A volcanic eruption near the Eyjafjallajokull glacier in southern Iceland forced hundreds to flee their homes early Sunday, but no casualties were reported.
It was the first volcanic eruption in Iceland since 2004, and the first in the vicinity of the Eyjafjallajokull glacier since 1823.
Icelandic authorities warned Monday of increased disturbance in the area.
"Police have increased surveillance in the whole area around the Eyjafjallajokull and Myrdalsjokull glaciers because of increased disturbance this morning in the volcanic eruption," the police and civil protection department said in a statement.
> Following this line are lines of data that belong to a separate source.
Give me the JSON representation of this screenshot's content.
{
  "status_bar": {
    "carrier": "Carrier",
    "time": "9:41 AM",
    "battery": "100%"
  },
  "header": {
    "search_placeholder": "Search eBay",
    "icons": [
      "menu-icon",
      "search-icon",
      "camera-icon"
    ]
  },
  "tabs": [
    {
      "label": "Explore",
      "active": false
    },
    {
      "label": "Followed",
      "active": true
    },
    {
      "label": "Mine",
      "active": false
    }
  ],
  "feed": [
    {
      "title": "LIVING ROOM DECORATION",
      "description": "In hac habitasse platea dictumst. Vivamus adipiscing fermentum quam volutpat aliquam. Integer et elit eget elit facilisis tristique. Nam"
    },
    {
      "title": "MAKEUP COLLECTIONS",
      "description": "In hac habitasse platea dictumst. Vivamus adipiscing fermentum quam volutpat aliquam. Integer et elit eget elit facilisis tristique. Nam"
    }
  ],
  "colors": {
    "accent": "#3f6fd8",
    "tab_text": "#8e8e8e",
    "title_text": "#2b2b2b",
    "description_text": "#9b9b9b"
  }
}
Police also warned there could still be danger in travelling or driving in the vicinity of the volcanic area and closed some of the area`s roads.
Public broadcaster RUV reported small earthquakes in the region of the volcanic eruption were measured early Monday, and said the 800 metre (yard) fissure caused by the eruption was getting larger.
Gudmundsson however said that while the lavafield from the fissure had grown, "the fissure itself has not grown or enlarged."
He also said the threat of the fissure heading towards the Myrdalsjokull glacier, which sits on top of Katla had diminished.
Katla, which is considered one of the most dangerous volcanos in Iceland, last erupted in 1918.
"An evacuation plan exists if Katla goes off but now we are just taking it day by day and refocussing on the Eyjafjallajokull evacuation plan and what is going on there," local police chief Kjartan Thorkelsson told reporters.
Historically, Katla has erupted within a year of an eruption at Eyjafjallajokull, but Gudmundsson tried Monday to downplay the danger.
"Katla is extremely well-monitored by GPS earthquake monitoring devices and there is nothing to indicate that something is going on in Katla," he insisted.